By buying coffee on the futures market in New York at the same time they are selling coffee elsewhere in the world, the coffee growers are, in effect, creating artificial demand for their product. This tends to push up the price.

The tactic is enormously costly, but 11 coffee growing nations met in Bogota, Columbia last summer and created a $140 million coffee fund to support prices.

Although coffee prices have gone down since then, the growers' effort have been "partially successful" said Fred Carlson, the chief coffee analyst at Merrill Lynch, Pierce, Fenner & Smith, the nation's biggest commodity futures trader.

"The market has declined less than it would have had they (the coffee growers) not been in the market," said Carlson. "If they had not been in there, they certainly would not have gotten less for their coffee.

"That's not an attempt to manipulate the market," he added. "It's a reasonable response for them to make" to counter downward pressure on coffee prices.

The coffee growers are not trying to increase the price of coffee, stressed Carlson and Dr.

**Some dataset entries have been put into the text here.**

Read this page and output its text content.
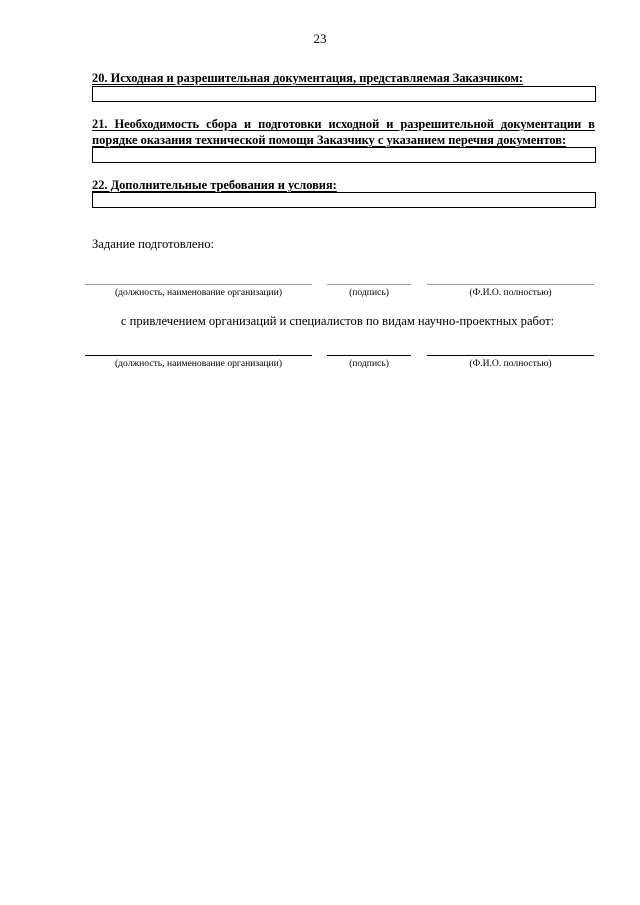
23
20. Исходная и разрешительная документация, представляемая Заказчиком:
21. Необходимость сбора и подготовки исходной и разрешительной документации в порядке оказания технической помощи Заказчику с указанием перечня документов:
22. Дополнительные требования и условия:
Задание подготовлено:
(должность, наименование организации)	(подпись)	(Ф.И.О. полностью)
с привлечением организаций и специалистов по видам научно-проектных работ:
(должность, наименование организации)	(подпись)	(Ф.И.О. полностью)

Fred Gray, a U.S. Department of Agriculture coffee specialist.

"They can keep the price up in the short run," said Gray "All they're doing is really slowing what's going to happen anyway."

But slowing the downward trend in coffee prices means consumers are continuing to pay high prices for coffee.

Back in 1975 a pound of coffee in the supermarket cost $1.27 and green coffee beans sold on the world market for 60 to 65 cents a pound.

Then one night in August 1975 a cold wave swept over Brazil and 1.5 billion coffee trees literally were nipped in the bud by frost. The coffee leaves turned black and Brazil's harvest plummeted from 23 million bags of coffee to 9 million bags.

The teeter-totter of supply and demand bounced the price of raw coffee to a record $3.40 a pound and the supermarket price streaked toward $5.

Now the Brazilian coffee bushes have grown back, world output is up 7 percent this season and coffee prices are coming down -- but not to where they were before the freeze.

Cash coffee prices are down to $1.30 a pound, and Washington area supermarkets are advertising Maxwell House on special for $2.89 to $2.96 a pound.

The Commodity Futures Trading Commission's efforts to determine the full extent of coffee producers' participation in the futures markets have been defied by one major Swiss firm, Wiscope, S.A.

When the CFTC last November first ordered disclosure of foreign coffee futures holdings, the Wiscope firm refused to identify the owner of 276 contracts, each representing 37,500 pounds. The CFTC now is considering banning Wiscope from trading in coffee futures unless it produces the information.

But more important than determining who bought futures contracts for 10 million pounds of coffee, commission officials say, is establishing the agency's legal power to police the market.